Menos destaque mereceram outras palavras da ministra, sobre a tramitação da emenda constitucional que prorroga a CPMF até 2011. Elas podem ser lidas como marco de uma (boa) mudança de mentalidade de membros da elite petista. A partir do momento em que, alçados ao primeiro escalão de governo, viram-se diante do imperativo de resolver questões concretas e prementes da economia e da sociedade brasileira, os melhores deles não puderam fugir à constatação de que, em relação aos problemas da vida real, os dogmas ideológicos pelos quais se guiaram no passado se revelavam mais do que um peso morto - uma receita segura para piorar o que precisa ser melhorado.
Segundo uma versão, as palavras de Dilma foram: "Nós somos, nós teremos de ser um governo melhor do que a atual oposição foi. E a atual oposição tem que ser uma oposição melhor do que nós fomos." De acordo com outro relato, ela disse: "Nós, no passado, sem sombra de dúvida cometemos alguns equívocos. A antiga oposição é governo, e a atual oposição foi governo, e é isso que daqui para a frente levará a esse círculo virtuoso em que todos são responsáveis pela condução do Estado." Observarão os céticos que os petistas, principalmente os que habitam a Esplanada dos Ministérios e o Palácio do Planalto, só se lembram dos "alguns equívocos" que cometeram - as sistemáticas tentativas de desestabilizar a presidência Fernando Henrique - por deslavado oportunismo.
Ao exortar a oposição a ser melhor "do que nós fomos", é evidente que a ministra fez a tucanos e "demos", como falou Lula, pejorativamente, um agrado calculista. A óbvia intenção é dissuadi-los de inviabilizar a prorrogação do imposto do cheque já a partir do primeiro dia de 2008. Nesse sentido, as palavras de Dilma complementam, no plano do discurso, o trabalho prático dos seus colegas na Fazenda, Guido Mantega; no Planejamento, Paulo Bernardo; e nas Relações Institucionais, Walfrido dos Mares Guia. Como se sabe, o presidente os incumbiu de fechar um acordo com a oposição para aprovar a CPMF no Senado, onde o governo não tem, segundo todas as estimativas, os 49 votos necessários, em duas votações, para atingir o seu objetivo.

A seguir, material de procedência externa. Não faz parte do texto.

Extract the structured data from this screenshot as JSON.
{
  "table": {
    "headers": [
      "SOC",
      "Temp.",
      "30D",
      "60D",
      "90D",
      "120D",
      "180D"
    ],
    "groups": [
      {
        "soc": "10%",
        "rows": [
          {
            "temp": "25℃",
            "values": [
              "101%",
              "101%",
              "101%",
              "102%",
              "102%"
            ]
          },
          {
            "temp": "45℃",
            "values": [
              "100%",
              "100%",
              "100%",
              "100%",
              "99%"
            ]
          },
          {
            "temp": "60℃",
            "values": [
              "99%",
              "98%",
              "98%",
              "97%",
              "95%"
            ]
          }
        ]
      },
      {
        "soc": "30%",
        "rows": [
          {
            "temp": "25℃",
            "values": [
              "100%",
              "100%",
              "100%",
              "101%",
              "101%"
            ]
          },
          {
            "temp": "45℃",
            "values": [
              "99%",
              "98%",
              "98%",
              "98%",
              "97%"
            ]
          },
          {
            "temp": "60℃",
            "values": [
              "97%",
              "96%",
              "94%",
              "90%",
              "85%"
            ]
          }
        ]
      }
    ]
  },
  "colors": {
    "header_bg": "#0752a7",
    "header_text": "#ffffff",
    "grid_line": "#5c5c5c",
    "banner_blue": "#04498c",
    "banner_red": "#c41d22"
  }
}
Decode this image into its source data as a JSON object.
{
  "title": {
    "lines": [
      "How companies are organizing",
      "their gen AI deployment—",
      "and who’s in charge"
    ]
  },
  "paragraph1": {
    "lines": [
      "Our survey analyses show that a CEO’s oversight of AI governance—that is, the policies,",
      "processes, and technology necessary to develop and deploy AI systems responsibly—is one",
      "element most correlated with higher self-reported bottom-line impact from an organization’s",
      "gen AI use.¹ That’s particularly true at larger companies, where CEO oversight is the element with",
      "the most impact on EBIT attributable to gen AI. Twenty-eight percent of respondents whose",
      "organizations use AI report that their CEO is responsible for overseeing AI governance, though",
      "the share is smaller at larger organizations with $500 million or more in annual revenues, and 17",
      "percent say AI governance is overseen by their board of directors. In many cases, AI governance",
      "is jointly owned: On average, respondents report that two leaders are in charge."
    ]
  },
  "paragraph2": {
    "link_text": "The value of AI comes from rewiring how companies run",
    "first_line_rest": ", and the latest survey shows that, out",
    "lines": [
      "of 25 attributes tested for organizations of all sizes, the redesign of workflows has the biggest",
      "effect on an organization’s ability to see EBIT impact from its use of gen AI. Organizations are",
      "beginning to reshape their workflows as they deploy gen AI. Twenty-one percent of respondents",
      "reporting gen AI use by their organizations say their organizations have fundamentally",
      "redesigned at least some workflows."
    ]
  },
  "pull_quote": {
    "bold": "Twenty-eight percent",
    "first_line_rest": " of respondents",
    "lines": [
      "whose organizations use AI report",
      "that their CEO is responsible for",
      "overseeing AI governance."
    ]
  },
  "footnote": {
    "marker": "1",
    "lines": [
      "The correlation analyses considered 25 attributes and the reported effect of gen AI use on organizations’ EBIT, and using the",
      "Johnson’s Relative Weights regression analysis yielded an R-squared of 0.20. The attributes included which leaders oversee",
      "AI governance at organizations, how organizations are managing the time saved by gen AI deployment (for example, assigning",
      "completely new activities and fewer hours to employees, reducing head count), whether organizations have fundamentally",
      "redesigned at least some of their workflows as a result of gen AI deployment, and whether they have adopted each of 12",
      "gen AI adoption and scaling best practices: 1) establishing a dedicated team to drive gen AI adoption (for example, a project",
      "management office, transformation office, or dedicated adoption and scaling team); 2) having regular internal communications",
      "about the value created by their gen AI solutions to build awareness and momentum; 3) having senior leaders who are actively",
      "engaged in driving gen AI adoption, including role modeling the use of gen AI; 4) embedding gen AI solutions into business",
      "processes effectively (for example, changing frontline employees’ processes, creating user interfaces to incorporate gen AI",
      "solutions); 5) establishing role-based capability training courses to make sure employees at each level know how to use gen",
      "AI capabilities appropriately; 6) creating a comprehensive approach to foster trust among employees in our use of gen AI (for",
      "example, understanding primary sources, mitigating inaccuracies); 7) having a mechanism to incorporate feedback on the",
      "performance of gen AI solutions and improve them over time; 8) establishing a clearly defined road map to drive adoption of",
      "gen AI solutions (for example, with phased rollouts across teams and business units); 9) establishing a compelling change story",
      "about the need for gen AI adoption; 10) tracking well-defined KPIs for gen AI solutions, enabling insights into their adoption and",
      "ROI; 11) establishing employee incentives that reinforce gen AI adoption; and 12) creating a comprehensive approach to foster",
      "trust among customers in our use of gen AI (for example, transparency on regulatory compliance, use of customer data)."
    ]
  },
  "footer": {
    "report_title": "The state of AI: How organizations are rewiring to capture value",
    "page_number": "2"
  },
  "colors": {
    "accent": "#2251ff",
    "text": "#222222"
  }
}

Mesmo assim, não se pode relegar à mera retórica a referência de Dilma ao desejável círculo virtuoso que adviria do fato de que, tendo ambas as partes conhecido os dois lados do balcão da esfera pública, estariam dadas as condições para que se considerem "responsáveis pela condução do Estado". Além de se respaldar na realidade de que a oposição de ontem é o governo de hoje, e vice-versa, essa idéia de convergência, situada no centro da argumentação da ministra, tem ainda outra sustentação objetiva. Por vias para lá de tortuosas e por menos que os respectivos quadros dirigentes o admitam de público, tucanos e petistas traçaram na paisagem brasileira uma linha de continuidade que não se limita - como se fosse pouco - aos princípios da gestão macroeconômica.
Também na educação e nas políticas de transferência de renda, por exemplo, as diretrizes gerais de uns e outros pouco diferem no essencial, quanto mais não seja porque o governo de hoje, com esse ou aquele palavreado, levou adiante o que o de ontem começou. "Herança maldita" foi somente um desesperado recurso de palanque para Lula tentar justificar os seus obscuros tempos inaugurais no Planalto. Em privado, intelectuais petistas prevêem que, para a futura historiografia brasileira, os 16 anos a contar da primeira posse de Fernando Henrique até o encerramento do segundo mandato de Lula serão vistos como um único período. É onde se encaixam as declarações da ministra Dilma Rousseff.
A insistência de Lula em atacar FHC é uma forma, consciente ou instintiva, de disfarçar essa realidade.